2.2 The Theoretical Basis

Consider a random variable \(X \in {\mathcal{R}}^{p}\) with a probability distribution function (pdf) denoted \(f\). For technical reasons that can easily be relaxed, we assume that \(f\) is non-constant on all non-empty subsets of \({\mathcal{R}}^{p} .\) For all \(\lambda \ge 0,\) we consider the level set of all x such that f(x) is greater than \(\lambda\):

$$A_{\lambda } = \left\{ {x \in {\mathcal{R}}^{p} , f\left( x \right) \ge \lambda } \right\}$$

Notice that the sequence of sets \(\left( {A_{\lambda } } \right)_{ \lambda \ge 0 }\) is decreasing for the inclusion. In other terms, for all \(0 \le \lambda_{1} \le \lambda_{2}\), \(A_{{\lambda_{2} }} \subseteq A_{{\lambda_{1} }}\).

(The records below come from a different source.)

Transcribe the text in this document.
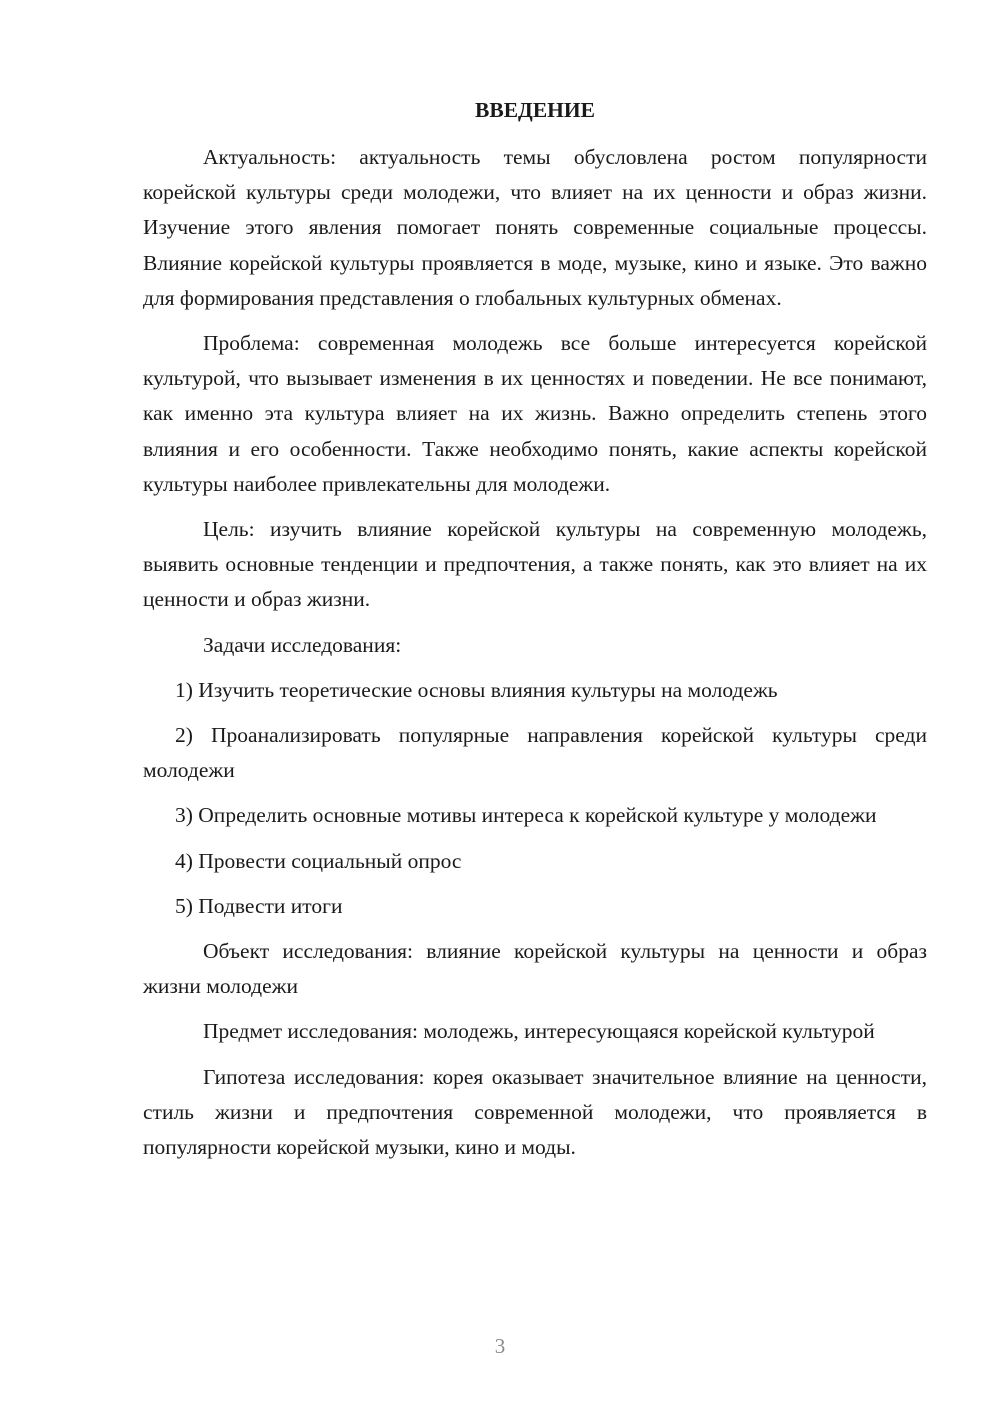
ВВЕДЕНИЕ

Актуальность: актуальность темы обусловлена ростом популярности корейской культуры среди молодежи, что влияет на их ценности и образ жизни. Изучение этого явления помогает понять современные социальные процессы. Влияние корейской культуры проявляется в моде, музыке, кино и языке. Это важно для формирования представления о глобальных культурных обменах.

Проблема: современная молодежь все больше интересуется корейской культурой, что вызывает изменения в их ценностях и поведении. Не все понимают, как именно эта культура влияет на их жизнь. Важно определить степень этого влияния и его особенности. Также необходимо понять, какие аспекты корейской культуры наиболее привлекательны для молодежи.

Цель: изучить влияние корейской культуры на современную молодежь, выявить основные тенденции и предпочтения, а также понять, как это влияет на их ценности и образ жизни.

Задачи исследования:

1) Изучить теоретические основы влияния культуры на молодежь

2) Проанализировать популярные направления корейской культуры среди молодежи

3) Определить основные мотивы интереса к корейской культуре у молодежи

4) Провести социальный опрос

5) Подвести итоги

Объект исследования: влияние корейской культуры на ценности и образ жизни молодежи

Предмет исследования: молодежь, интересующаяся корейской культурой

Гипотеза исследования: корея оказывает значительное влияние на ценности, стиль жизни и предпочтения современной молодежи, что проявляется в популярности корейской музыки, кино и моды.

3
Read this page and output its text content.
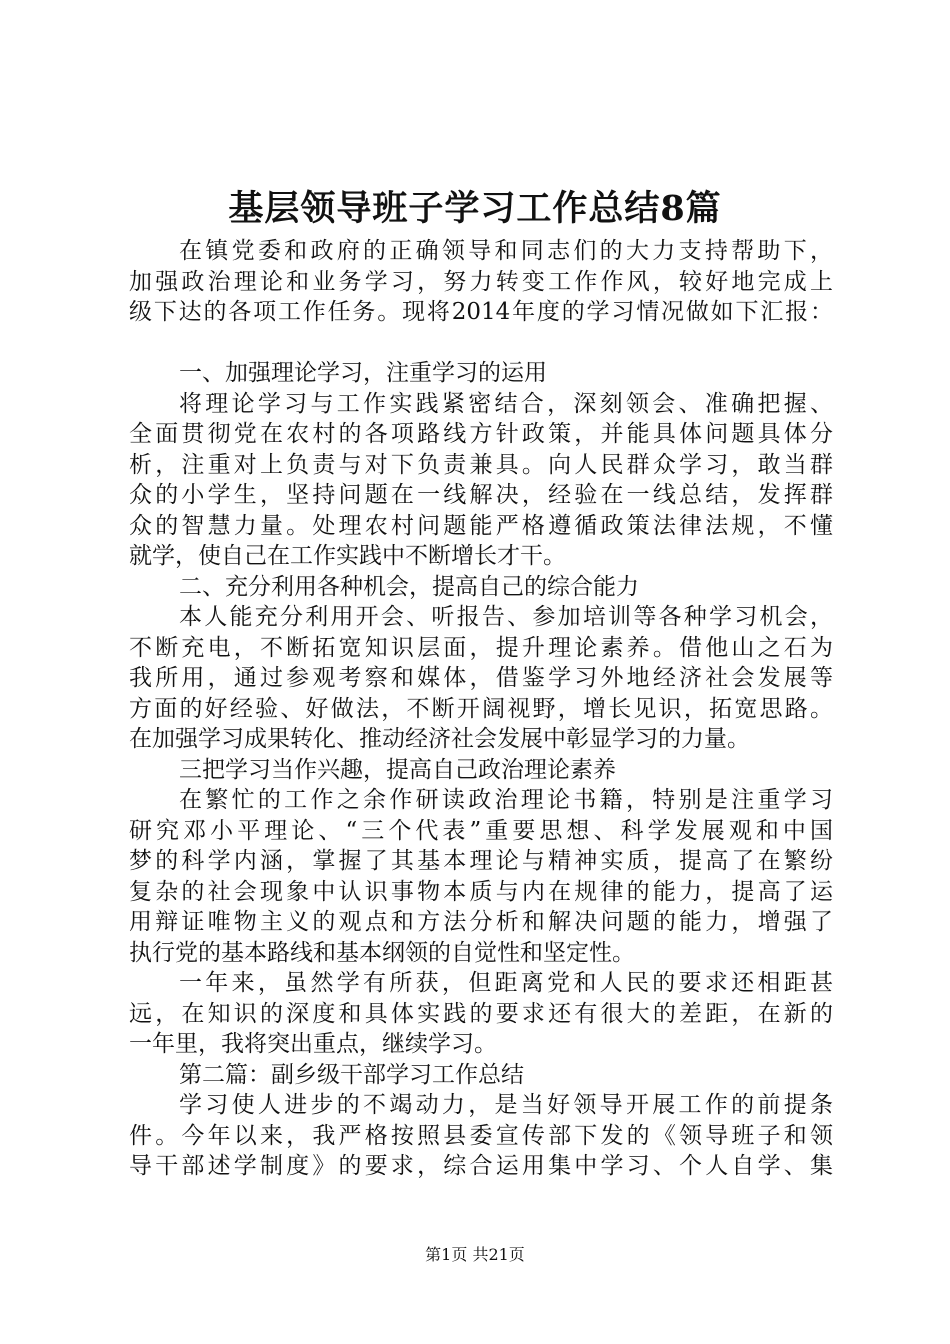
基层领导班子学习工作总结8篇
在镇党委和政府的正确领导和同志们的大力支持帮助下，
加强政治理论和业务学习，努力转变工作作风，较好地完成上
级下达的各项工作任务。现将2014年度的学习情况做如下汇报：
一、加强理论学习，注重学习的运用
将理论学习与工作实践紧密结合，深刻领会、准确把握、
全面贯彻党在农村的各项路线方针政策，并能具体问题具体分
析，注重对上负责与对下负责兼具。向人民群众学习，敢当群
众的小学生，坚持问题在一线解决，经验在一线总结，发挥群
众的智慧力量。处理农村问题能严格遵循政策法律法规，不懂
就学，使自己在工作实践中不断增长才干。
二、充分利用各种机会，提高自己的综合能力
本人能充分利用开会、听报告、参加培训等各种学习机会，
不断充电，不断拓宽知识层面，提升理论素养。借他山之石为
我所用，通过参观考察和媒体，借鉴学习外地经济社会发展等
方面的好经验、好做法，不断开阔视野，增长见识，拓宽思路。
在加强学习成果转化、推动经济社会发展中彰显学习的力量。
三把学习当作兴趣，提高自己政治理论素养
在繁忙的工作之余作研读政治理论书籍，特别是注重学习
研究邓小平理论、“三个代表”重要思想、科学发展观和中国
梦的科学内涵，掌握了其基本理论与精神实质，提高了在繁纷
复杂的社会现象中认识事物本质与内在规律的能力，提高了运
用辩证唯物主义的观点和方法分析和解决问题的能力，增强了
执行党的基本路线和基本纲领的自觉性和坚定性。
一年来，虽然学有所获，但距离党和人民的要求还相距甚
远，在知识的深度和具体实践的要求还有很大的差距，在新的
一年里，我将突出重点，继续学习。
第二篇：副乡级干部学习工作总结
学习使人进步的不竭动力，是当好领导开展工作的前提条
件。今年以来，我严格按照县委宣传部下发的《领导班子和领
导干部述学制度》的要求，综合运用集中学习、个人自学、集
第1页 共21页
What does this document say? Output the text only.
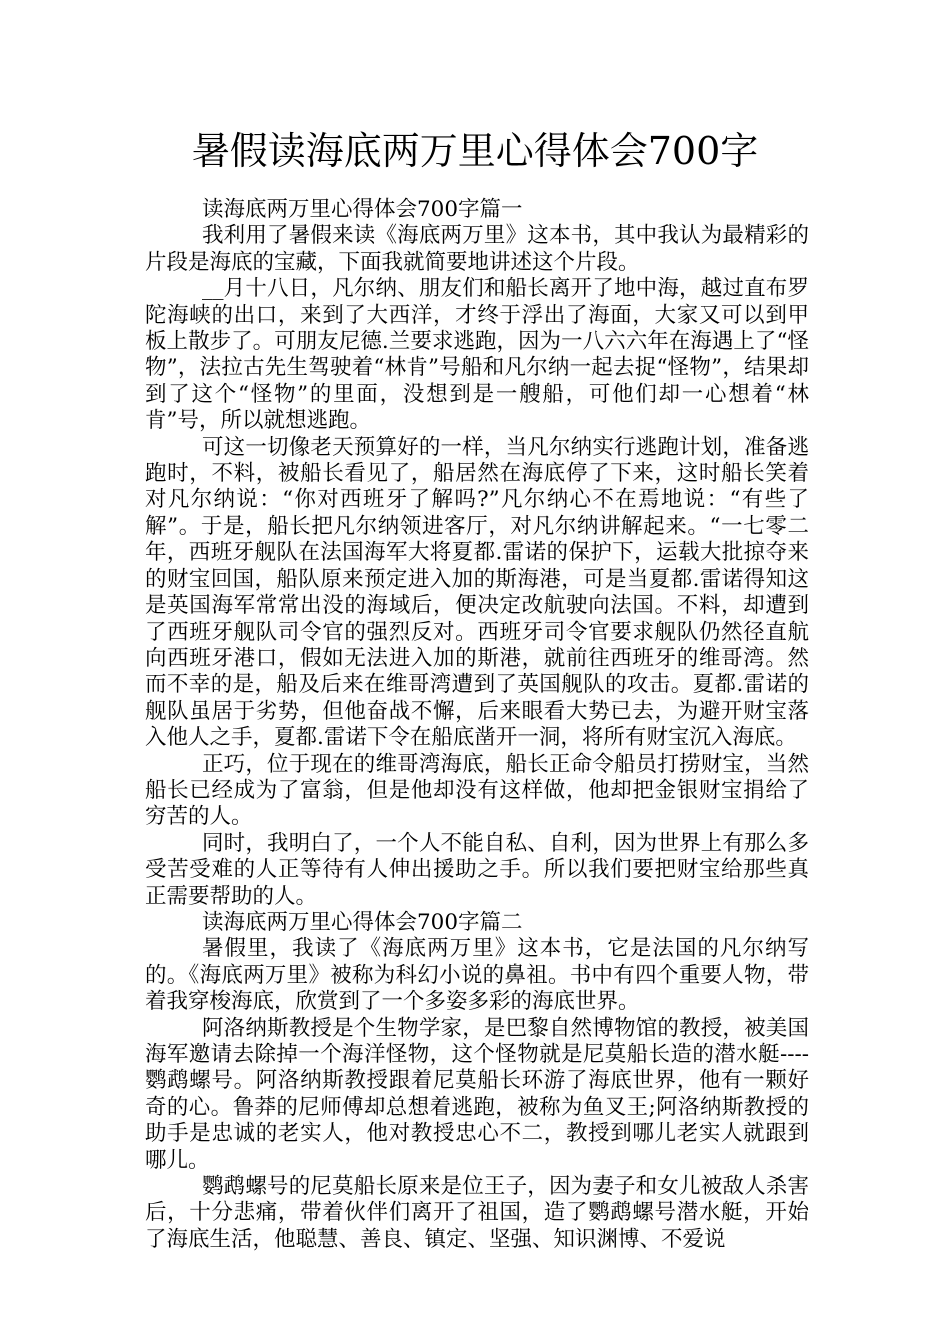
暑假读海底两万里心得体会700字

读海底两万里心得体会700字篇一

我利用了暑假来读《海底两万里》这本书，其中我认为最精彩的片段是海底的宝藏，下面我就简要地讲述这个片段。

__月十八日，凡尔纳、朋友们和船长离开了地中海，越过直布罗陀海峡的出口，来到了大西洋，才终于浮出了海面，大家又可以到甲板上散步了。可朋友尼德.兰要求逃跑，因为一八六六年在海遇上了“怪物”，法拉古先生驾驶着“林肯”号船和凡尔纳一起去捉“怪物”，结果却到了这个“怪物”的里面，没想到是一艘船，可他们却一心想着“林肯”号，所以就想逃跑。

可这一切像老天预算好的一样，当凡尔纳实行逃跑计划，准备逃跑时，不料，被船长看见了，船居然在海底停了下来，这时船长笑着对凡尔纳说：“你对西班牙了解吗?”凡尔纳心不在焉地说：“有些了解”。于是，船长把凡尔纳领进客厅，对凡尔纳讲解起来。“一七零二年，西班牙舰队在法国海军大将夏都.雷诺的保护下，运载大批掠夺来的财宝回国，船队原来预定进入加的斯海港，可是当夏都.雷诺得知这是英国海军常常出没的海域后，便决定改航驶向法国。不料，却遭到了西班牙舰队司令官的强烈反对。西班牙司令官要求舰队仍然径直航向西班牙港口，假如无法进入加的斯港，就前往西班牙的维哥湾。然而不幸的是，船及后来在维哥湾遭到了英国舰队的攻击。夏都.雷诺的舰队虽居于劣势，但他奋战不懈，后来眼看大势已去，为避开财宝落入他人之手，夏都.雷诺下令在船底凿开一洞，将所有财宝沉入海底。

正巧，位于现在的维哥湾海底，船长正命令船员打捞财宝，当然船长已经成为了富翁，但是他却没有这样做，他却把金银财宝捐给了穷苦的人。

同时，我明白了，一个人不能自私、自利，因为世界上有那么多受苦受难的人正等待有人伸出援助之手。所以我们要把财宝给那些真正需要帮助的人。

读海底两万里心得体会700字篇二

暑假里，我读了《海底两万里》这本书，它是法国的凡尔纳写的。《海底两万里》被称为科幻小说的鼻祖。书中有四个重要人物，带着我穿梭海底，欣赏到了一个多姿多彩的海底世界。

阿洛纳斯教授是个生物学家，是巴黎自然博物馆的教授，被美国海军邀请去除掉一个海洋怪物，这个怪物就是尼莫船长造的潜水艇----鹦鹉螺号。阿洛纳斯教授跟着尼莫船长环游了海底世界，他有一颗好奇的心。鲁莽的尼师傅却总想着逃跑，被称为鱼叉王;阿洛纳斯教授的助手是忠诚的老实人，他对教授忠心不二，教授到哪儿老实人就跟到哪儿。

鹦鹉螺号的尼莫船长原来是位王子，因为妻子和女儿被敌人杀害后，十分悲痛，带着伙伴们离开了祖国，造了鹦鹉螺号潜水艇，开始了海底生活，他聪慧、善良、镇定、坚强、知识渊博、不爱说
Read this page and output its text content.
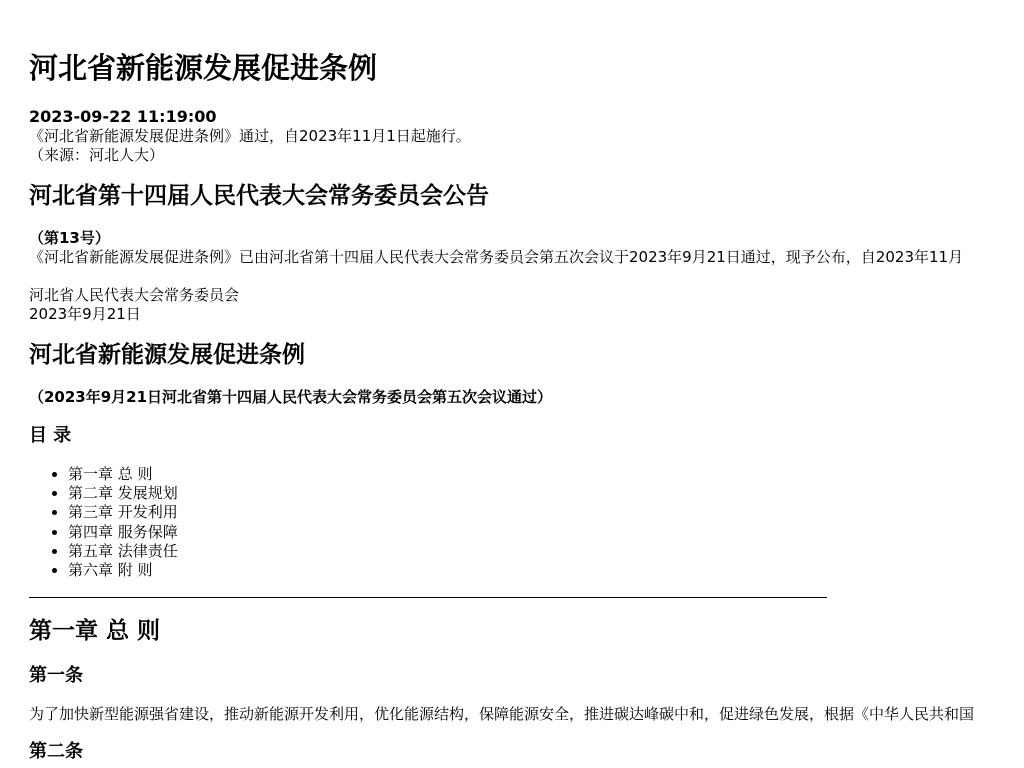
河北省新能源发展促进条例
2023-09-22 11:19:00
《河北省新能源发展促进条例》通过，自2023年11月1日起施行。
（来源：河北人大）
河北省第十四届人民代表大会常务委员会公告
（第13号）
《河北省新能源发展促进条例》已由河北省第十四届人民代表大会常务委员会第五次会议于2023年9月21日通过，现予公布，自2023年11月
河北省人民代表大会常务委员会
2023年9月21日
河北省新能源发展促进条例
（2023年9月21日河北省第十四届人民代表大会常务委员会第五次会议通过）
目 录
• 第一章 总 则
• 第二章 发展规划
• 第三章 开发利用
• 第四章 服务保障
• 第五章 法律责任
• 第六章 附 则
第一章 总 则
第一条
为了加快新型能源强省建设，推动新能源开发利用，优化能源结构，保障能源安全，推进碳达峰碳中和，促进绿色发展，根据《中华人民共和国
第二条
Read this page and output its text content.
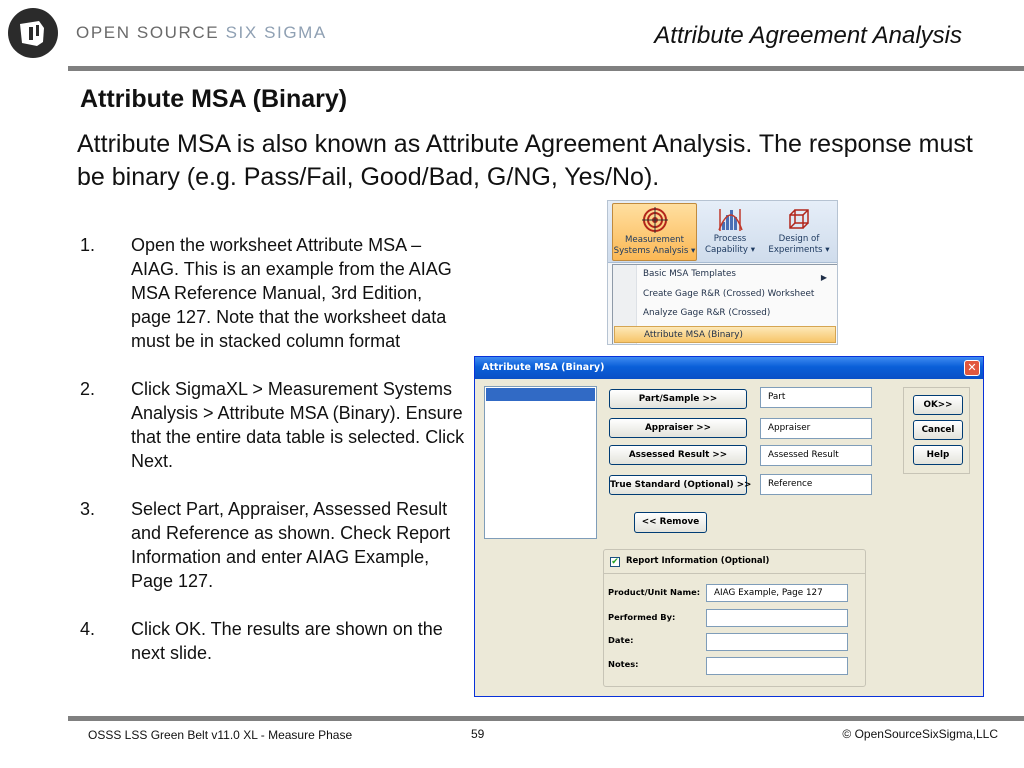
OPEN SOURCE SIX SIGMA	Attribute Agreement Analysis
Attribute MSA (Binary)
Attribute MSA is also known as Attribute Agreement Analysis. The response must be binary (e.g. Pass/Fail, Good/Bad, G/NG, Yes/No).
1. Open the worksheet Attribute MSA – AIAG. This is an example from the AIAG MSA Reference Manual, 3rd Edition, page 127. Note that the worksheet data must be in stacked column format
2. Click SigmaXL > Measurement Systems Analysis > Attribute MSA (Binary). Ensure that the entire data table is selected. Click Next.
3. Select Part, Appraiser, Assessed Result and Reference as shown. Check Report Information and enter AIAG Example, Page 127.
4. Click OK. The results are shown on the next slide.
Measurement
Systems Analysis ▾
Process
Capability ▾
Design of
Experiments ▾
Basic MSA Templates	▶
Create Gage R&R (Crossed) Worksheet
Analyze Gage R&R (Crossed)
Attribute MSA (Binary)
Attribute MSA (Binary)	✕
Part/Sample >>	Part
Appraiser >>	Appraiser
Assessed Result >>	Assessed Result
True Standard (Optional) >>	Reference
<< Remove
OK>>
Cancel
Help
✔ Report Information (Optional)
Product/Unit Name:	AIAG Example, Page 127
Performed By:
Date:
Notes:
OSSS LSS Green Belt v11.0 XL - Measure Phase	59	© OpenSourceSixSigma,LLC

Let us now consider the function

$$F\left( \lambda \right) = 1 - \int {f\left( x \right)1_{{A_{\lambda } }} \left( x \right){\text{d}}x} = \int {f\left( x \right)1_{{A_{\lambda }^{c} }} \left( x \right){\text{d}}x}$$

where \(A_{\lambda }^{c} = \left\{ {x \in {\mathcal{R}}^{p} , f\left( x \right) < \lambda } \right\}\) and \(1_{{A_{\lambda }^{c} }} \left( x \right) = 1\) when \(x \in A_{\lambda }^{c}\) and \(1_{{A_{\lambda }^{c} }} \left( x \right) = 0\) otherwise.

Using these sets, we can see that for all \(\lambda \ge 0,\)

$$1 - F\left( \lambda \right) = P\left( {X \in A_{\lambda } } \right) = P\left( {f\left( X \right) \ge \lambda } \right)$$
(2)

The sets \(A_{\lambda }\) are, therefore, the prediction regions of the random vector \(X.\) By their very construction, they are even the smallest (with respect to their volume) prediction regions of \(X\) that can be built. This idea for constructing small prediction regions has already been proposed for multidimensional discrete random variables [13].

Now, let us inverse the process of Eq. (2), i.e., we fix \(X\) and look for the \(\lambda\) verifying \(X \in A_{\lambda } .\) We thus consider the random variable

$$\lambda \left( X \right) = {\text{sup }}\left\{ {\lambda \ge 0 \;{\text{so }}\;{\text{that}}\;{ }f\left( X \right) \ge \lambda } \right\}$$
(3)

For any \(\lambda_{1} \ge 0,\) \(P\left( {\lambda \left( X \right) > \lambda_{1} } \right) = P\left( {f\left( X \right) > \lambda_{1} } \right) = 1 - F\left( {\lambda_{1} } \right).\) From this last equality we derive that the cumulative distribution function of the univariate random variable \(\lambda \left( X \right)\) is \(F.\) This allows to write the following property:

Let X be a multidimensional random variable, \(F\left( \lambda \right)\) and \(\lambda \left( X \right)\) be respectively defined as in Eqs. (2) and (3), then \(P\left( X \right) \triangleq F\left( {\lambda \left( X \right)} \right)\) is distributed according to a uniform distribution on ]0,1[.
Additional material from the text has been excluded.